Administrative law – Legislation – Back to work orders – Questions of jurisdiction – Ultra vires – Judicial review – Standard of review

Alberta Teachers’ Assn. v. Alberta, [2002] A.J. No. 268, Alberta Court of Queen’s Bench, March 1, 2002, Wachowich C.J.Q.B.

The Alberta government ordered striking teachers back to work pursuant to a provision in the Labour Relations Code, R.S.A. 2000, c. L-1, which permitted the government to end a strike in certain emergent circumstances, including those when a strike is, or is likely, to cause unreasonable hardships to persons who are not party to the dispute.

The Government argued that even if an Order-in-Council was judicially reviewable, the standard of review of such orders was so high that the error alleged must be egregious [Thorne’s Hardware Ltd. v. Canada, [1983] 1 S.C.R. 106]. The Court rejected this argument, finding that the language of the provision limited the nature of the Lieutenant Governor in Council’s delegated authority to emergent circumstances causing or likely to cause unreasonable hardship and that this was a condition precedent to the exercise of the delegated authority. The statutory power was not in the nature of a policy decision or delegated legislative authority, but rather a decision based on specific statutory criteria which places it at the administrative rather than legislative end of the spectrum and was thus reviewable.

There was no evidence or foundation for the assumption that emergency in one school district automatically proved a prospective emergency in another. While it was true that given sufficient time each school district would likely face an emergency such as an inability in the students to complete the school year, the legislation could not be interpreted in a manner which, due to potential future hardship, could make the first day of a strike subject to an order back to work. Therefore, the LGIC failed to meet the condition precedent to issuing the back to work order.

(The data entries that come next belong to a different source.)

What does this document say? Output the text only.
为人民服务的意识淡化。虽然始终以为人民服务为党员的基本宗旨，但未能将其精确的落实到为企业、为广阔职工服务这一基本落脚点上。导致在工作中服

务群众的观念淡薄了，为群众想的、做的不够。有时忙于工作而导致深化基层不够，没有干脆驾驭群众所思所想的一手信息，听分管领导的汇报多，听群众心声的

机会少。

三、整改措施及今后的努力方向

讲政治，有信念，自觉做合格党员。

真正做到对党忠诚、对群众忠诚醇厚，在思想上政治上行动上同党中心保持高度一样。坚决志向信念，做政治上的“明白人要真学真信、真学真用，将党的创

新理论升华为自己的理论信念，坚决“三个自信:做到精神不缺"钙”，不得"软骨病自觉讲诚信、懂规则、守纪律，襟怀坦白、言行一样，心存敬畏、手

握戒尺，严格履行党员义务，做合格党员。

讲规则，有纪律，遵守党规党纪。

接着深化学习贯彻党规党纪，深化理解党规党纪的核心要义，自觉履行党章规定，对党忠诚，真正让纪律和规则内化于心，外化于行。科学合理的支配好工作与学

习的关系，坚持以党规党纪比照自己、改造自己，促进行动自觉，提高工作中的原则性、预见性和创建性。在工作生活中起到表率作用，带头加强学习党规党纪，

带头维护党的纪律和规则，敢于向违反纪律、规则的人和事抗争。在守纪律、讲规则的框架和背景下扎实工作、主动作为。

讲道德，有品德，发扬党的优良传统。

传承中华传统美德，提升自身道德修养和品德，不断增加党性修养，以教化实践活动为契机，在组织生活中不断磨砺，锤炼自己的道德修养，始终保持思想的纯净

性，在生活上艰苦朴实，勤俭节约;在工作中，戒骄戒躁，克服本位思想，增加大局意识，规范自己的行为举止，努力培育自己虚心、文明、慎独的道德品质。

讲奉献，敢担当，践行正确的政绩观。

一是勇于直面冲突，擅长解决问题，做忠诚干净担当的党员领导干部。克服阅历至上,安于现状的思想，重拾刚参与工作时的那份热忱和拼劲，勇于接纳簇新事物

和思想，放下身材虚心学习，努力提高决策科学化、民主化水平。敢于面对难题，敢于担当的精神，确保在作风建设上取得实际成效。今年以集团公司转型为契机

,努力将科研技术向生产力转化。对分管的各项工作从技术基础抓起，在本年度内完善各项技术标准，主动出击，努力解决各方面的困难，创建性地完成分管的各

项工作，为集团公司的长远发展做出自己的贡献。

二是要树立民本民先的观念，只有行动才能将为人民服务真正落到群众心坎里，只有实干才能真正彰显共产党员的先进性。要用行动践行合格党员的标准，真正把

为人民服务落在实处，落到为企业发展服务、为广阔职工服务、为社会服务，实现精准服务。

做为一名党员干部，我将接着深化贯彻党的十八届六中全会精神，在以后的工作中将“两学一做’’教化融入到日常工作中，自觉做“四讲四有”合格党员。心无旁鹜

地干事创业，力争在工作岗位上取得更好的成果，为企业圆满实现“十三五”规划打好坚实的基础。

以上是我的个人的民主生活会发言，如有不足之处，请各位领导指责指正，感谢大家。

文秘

When construing a statutory provision relating to hardships caused by a strike, it must be borne in mind that the very purpose of a strike is to cause some hardship to raise the profiles of the contested issues and pressure the other side into making concessions. That is why the hardship suffered must be unreasonable before the Government can order teachers back to work and there must be some imminence and inevitability before any hardship can be considered unreasonable. After only one or two days of a strike, it cannot be said, with any air of reality, that the likely hardship at that point is unreasonable.